Boston, Massachussets, company Axiom Valuation says that fraud by investment fund managers can be discovered by applying a formula to the declared results from a fund and comparing them to the declared investment strategy.
On the face of it, it's simple: take the declared investment strategy, plug it into a model and see if what the fund manager tells you is happening is what the model says is happening.
According to Dr. Stanley Feldman, Chairman of Axiom Valuation, "AIRAS would have discovered the Madoff fraud early on, because the reported returns were not consistent with Madoff's reported investment strategies."
But in that sentence is the crux of the problem: Madoff kept his investment strategies (not that there were many of those) secret, claiming that he had "proprietary techniques." His reason for that was simple: no complex modelling was required to know that his scheme was not capable of producing the declared results and so the only way of keeping the illusion going was to pretend that there was a scheme, that it was a serious secret and that the returns were there. And that pattern of lies was needed both to prevent people asking for their money back and to keep bringing in new victims.

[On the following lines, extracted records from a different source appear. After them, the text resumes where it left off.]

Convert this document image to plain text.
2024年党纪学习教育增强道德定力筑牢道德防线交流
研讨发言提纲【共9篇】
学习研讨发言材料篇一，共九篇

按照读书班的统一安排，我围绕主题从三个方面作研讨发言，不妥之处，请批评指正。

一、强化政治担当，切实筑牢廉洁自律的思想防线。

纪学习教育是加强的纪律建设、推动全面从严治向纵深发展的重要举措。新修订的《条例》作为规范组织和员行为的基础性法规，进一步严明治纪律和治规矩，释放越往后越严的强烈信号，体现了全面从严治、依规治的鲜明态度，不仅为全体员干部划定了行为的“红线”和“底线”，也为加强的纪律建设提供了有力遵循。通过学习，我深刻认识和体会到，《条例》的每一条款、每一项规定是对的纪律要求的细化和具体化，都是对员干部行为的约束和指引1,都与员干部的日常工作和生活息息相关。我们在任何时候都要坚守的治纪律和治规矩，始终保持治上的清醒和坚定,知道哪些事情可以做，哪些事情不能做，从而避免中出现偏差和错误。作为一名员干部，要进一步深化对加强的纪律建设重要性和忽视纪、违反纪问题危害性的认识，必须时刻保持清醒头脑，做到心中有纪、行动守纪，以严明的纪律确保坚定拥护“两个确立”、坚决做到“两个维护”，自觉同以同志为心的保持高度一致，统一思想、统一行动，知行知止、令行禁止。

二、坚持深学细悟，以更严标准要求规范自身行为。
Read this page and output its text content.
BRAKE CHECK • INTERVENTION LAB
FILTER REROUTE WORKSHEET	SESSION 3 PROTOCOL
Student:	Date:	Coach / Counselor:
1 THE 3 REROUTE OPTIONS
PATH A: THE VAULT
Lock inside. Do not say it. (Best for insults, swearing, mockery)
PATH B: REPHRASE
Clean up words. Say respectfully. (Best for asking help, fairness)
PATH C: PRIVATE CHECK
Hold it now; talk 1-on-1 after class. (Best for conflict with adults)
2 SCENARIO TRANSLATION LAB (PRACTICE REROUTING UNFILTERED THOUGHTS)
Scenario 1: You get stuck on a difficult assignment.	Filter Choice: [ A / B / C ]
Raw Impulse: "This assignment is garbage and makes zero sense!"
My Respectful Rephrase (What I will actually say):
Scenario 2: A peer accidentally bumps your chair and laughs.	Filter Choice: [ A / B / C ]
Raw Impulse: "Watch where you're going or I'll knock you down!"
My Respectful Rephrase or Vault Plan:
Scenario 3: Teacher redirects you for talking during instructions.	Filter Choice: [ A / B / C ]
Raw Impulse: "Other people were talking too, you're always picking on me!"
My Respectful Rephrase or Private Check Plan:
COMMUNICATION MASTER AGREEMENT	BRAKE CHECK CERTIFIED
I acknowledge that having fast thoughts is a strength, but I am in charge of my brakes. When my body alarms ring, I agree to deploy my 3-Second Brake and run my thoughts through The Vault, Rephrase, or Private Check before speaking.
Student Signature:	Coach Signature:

Axiom Valuation has released its "Alternative Investment Return Authentication Service (AIRAS), a product for investors that analytically tests whether the managers of hedge funds and private equity funds are properly reporting Net Asset Values (NAV's) and associated returns of their investments."
There is little doubt that such a tool can be worth its weight in bent fund managers but it is only as good as the information fed in.
That will be the product's challenge.